A staggering 663 million people worldwide do not have access to clean drinking water, a statistic Founder of 663toZero Mitch Horrocks hopes to change at its first Brisbane event at Finney Isles on Sunday 10 February.

In 2017, Mitch founded 663toZero, an organisation that aims to reduce the number of people without access to clean drinking water to zero. Horrocks designed and created a piece of equipment, the Okuzi, that allows people to create clean drinking water while cooking a meal for the family, removing the cycle of sickness, and hopefully reducing the cycle of poverty. The equipment can be made by people in their community and incorporated into their daily cooking ritual, therefore not requiring the user to learn new processes or take any extra time or source more fuel to provide their family with clean drinking water. Best of all, it only costs $1.50 AUD to make.

In 2017, the team ran two hugely successful events in Melbourne and Sydney, raising thousands of dollars, positively changing the lives of thousands of Ugandans. It also allowed a small group of Australian volunteers to visit the communities they are working with. Jeremy Spencer, one of the driving forces behind the 663toZero in Australia, visited Uganda with the group. “For me, our trip to Uganda meant a lot of things … the people, the place and the project. But I can’t help going back to the people. We can all learn a lot from them.”

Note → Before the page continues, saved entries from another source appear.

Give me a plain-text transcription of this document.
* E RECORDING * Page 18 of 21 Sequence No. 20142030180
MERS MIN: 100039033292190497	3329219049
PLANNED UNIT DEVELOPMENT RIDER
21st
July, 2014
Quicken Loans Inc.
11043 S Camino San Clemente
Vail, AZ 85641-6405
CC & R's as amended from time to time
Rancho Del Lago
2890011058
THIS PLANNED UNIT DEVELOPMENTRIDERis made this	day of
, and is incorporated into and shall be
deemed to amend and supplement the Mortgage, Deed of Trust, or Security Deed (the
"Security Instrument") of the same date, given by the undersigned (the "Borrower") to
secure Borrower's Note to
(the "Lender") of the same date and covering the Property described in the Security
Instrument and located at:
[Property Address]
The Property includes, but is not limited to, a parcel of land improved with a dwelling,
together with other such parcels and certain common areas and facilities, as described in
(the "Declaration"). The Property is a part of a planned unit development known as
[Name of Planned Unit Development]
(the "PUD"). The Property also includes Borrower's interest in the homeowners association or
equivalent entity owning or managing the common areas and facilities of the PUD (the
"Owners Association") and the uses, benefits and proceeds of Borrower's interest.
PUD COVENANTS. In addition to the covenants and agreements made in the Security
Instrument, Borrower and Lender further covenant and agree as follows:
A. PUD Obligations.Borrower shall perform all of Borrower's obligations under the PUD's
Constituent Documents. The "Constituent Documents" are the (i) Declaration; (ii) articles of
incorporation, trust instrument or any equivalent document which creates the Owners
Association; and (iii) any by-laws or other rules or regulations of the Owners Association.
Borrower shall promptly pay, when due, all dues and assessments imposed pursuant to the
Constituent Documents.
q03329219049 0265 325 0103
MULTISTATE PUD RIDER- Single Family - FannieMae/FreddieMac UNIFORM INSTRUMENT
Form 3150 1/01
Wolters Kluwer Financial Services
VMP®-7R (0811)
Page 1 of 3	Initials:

In February 2019, 663toZero will host its first ever Brisbane event, seeing five bars across the city host an evening of pop up bars, with all proceeds being donated to the cause. Featuring The Gresham, The Bowery, Brooklyn Standard, Lefty’s Old Time Music Hall, plus the first event from the soon to open Lucky Duck Club.The event will see some of Australia’s best bartenders and bars throw a party like no other, all to raise money to help people in Ugandan communities have safer lives.

In just under five months, 663toZERO helped provide 24,000 people with access to clean drinking water, saving lives in the process. 663toZero now has a permanent team of 10 full-time Ugandans working with members of rural Ugandan communities to provide them access to ‘OKUZi’.